On 13 December 2025, 123 people were released from places of detention in Belarus. Among them were well-known politicians and human rights defenders, foreign nationals, and people whose health in custody had alarmed relatives and rights groups.
What happened
The releases were officially framed as pardons. In public discussion the episode is most often described as part of a major diplomatic arrangement: talks also covered next steps in relations with the United States, including easing restrictions affecting the potash sector — a key pillar of Belarusian exports. That context is highlighted by, among others, the Associated Press, the BBC, and Radio Free Europe/Radio Liberty.
Some of those freed were moved out of the country: open sources mention transfers toward Ukraine and Lithuania, with individual figures going to other European states. Exact routes and each person’s legal status after release should be checked against fresh reporting and statements by human rights defenders.
Names that appear most often in the lists
Public lists include, among others:
- Ales Bialiatski — human rights defender, Nobel Peace Prize laureate; groups such as CIVICUS flagged harsh detention conditions and health risks;
- Maryia Kalesnikava, Viktar Babaryka, Maksim Znak — figures tied to the 2020 political crisis;
- representatives of media and civil society, including people linked to TUT.BY and the Viasna Human Rights Centre.
Media coverage also notes nationals of several countries (including US allies and Ukraine), underscoring the international dimension of the list, not only its domestic side.
Health and the “humanitarian” framing
Official wording linked the decision to appeals by other leaders and humanitarian considerations (Novaya Gazeta and others).

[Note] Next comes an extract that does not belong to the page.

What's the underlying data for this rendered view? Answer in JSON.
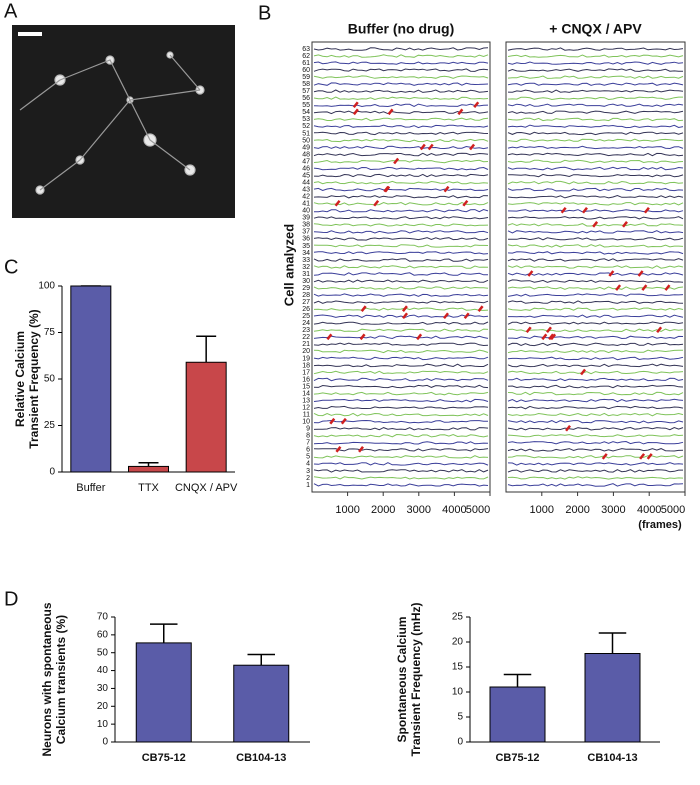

For years the rights community had demanded the release of the seriously ill and those denied adequate medical care in colonies. For many families, this wave of releases meant the legal act of pardon coincided with hope for proper diagnosis and treatment outside pre-trial jails — even at the cost of forced emigration or an uncertain status abroad.
What lies beyond a single day’s headlines
One mass release does not dismantle the system of political prosecution: open tallies still showed hundreds whom rights defenders count as political prisoners. In early interviews, several of those freed spoke of guilt toward those who remained behind bars — a moral tension that, for many, weighs heavier than political headlines.